The literature, and therefore this meta-analysis, is limited by the small number of randomized, placebo controlled clinical trials examining the use of antipsychotics as prophylaxis against delirium. Indeed, we were only able to definitively identify five published randomized control trials meeting inclusion criteria, and these were of varying quality. However, those five studies encompassed 1491 participants.
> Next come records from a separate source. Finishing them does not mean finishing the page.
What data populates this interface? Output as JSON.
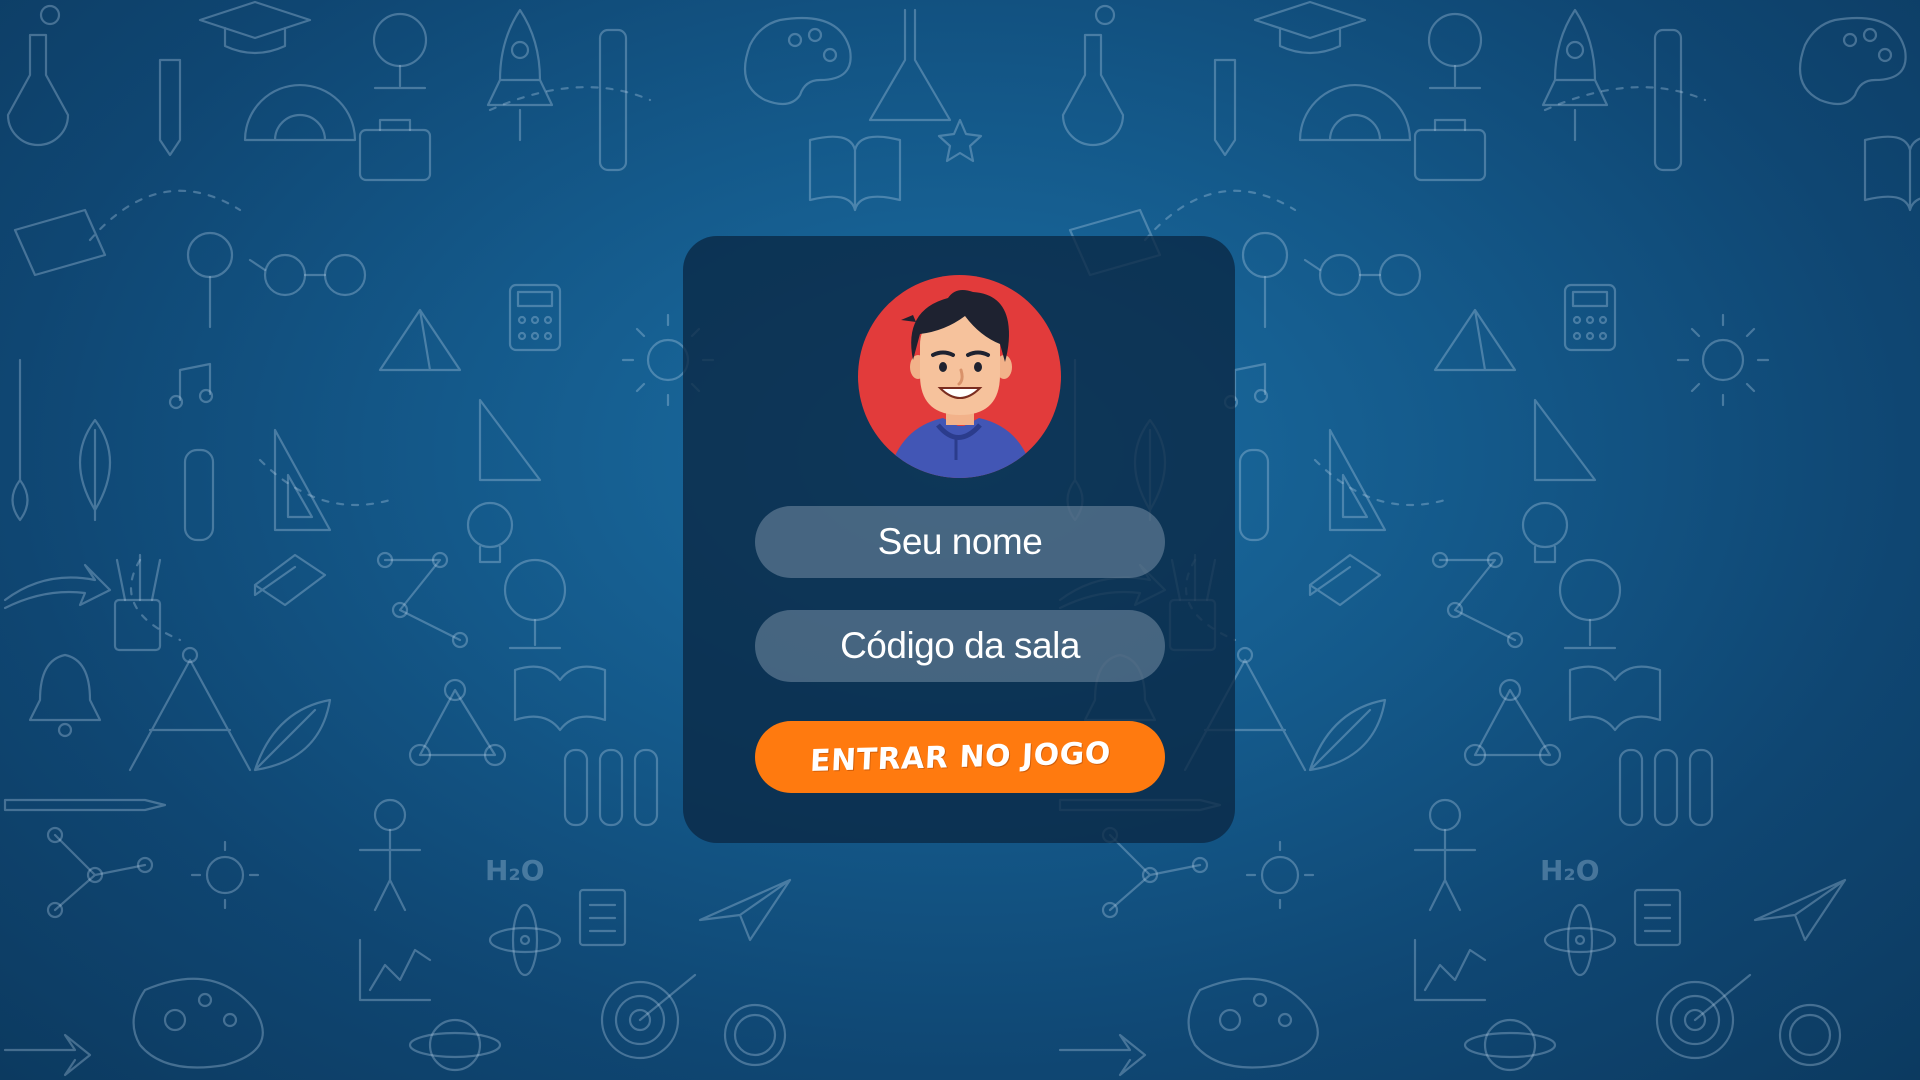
{
  "screen": {
    "background_color": "#14598a"
  },
  "login": {
    "avatar_icon": "student-avatar",
    "name_placeholder": "Seu nome",
    "room_placeholder": "Código da sala",
    "enter_label": "ENTRAR NO JOGO",
    "accent_color": "#ff7a0f",
    "avatar_bg_color": "#e23b3b"
  }
}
Although all were randomized placebo controlled clinical trials, the studies were conducted in five different countries, evaluated delirium using multiple (though validated) methods, examined three different antipsychotic medications with different dose equivalents and perioperative dosing strategies, and evaluated the use of these medications among patients with varying levels of disease burden. Yet, this analysis demonstrates a protective effect conferred by the use of antipsychotic prophylaxis. Moreover, although this meta-analysis of five studies comprising 1491 participants (738 of whom were exposed to an antipsychotic medication) was substantially powered, it remains possible that very rare adverse effects are still possible if undetected with this sample.
Though we could not identify which antipsychotic might offer the optimal prophylaxis against delirium. These results suggest that brief, limited use of antipsychotic prophylaxis in the elderly who are at risk for delirium may markedly reduce the incidence of delirium, thereby potentially reducing mortality, disease burden, length of hospital stay, and associated healthcare costs. The NNT for all studies was very small, ranging between four and 12. Future research should focus on determining if a reduction in the incidence of delirium actually reduces associated morbidity and mortality, as well as identifying the optimal agent and dose to maximize benefits while minimizing risk.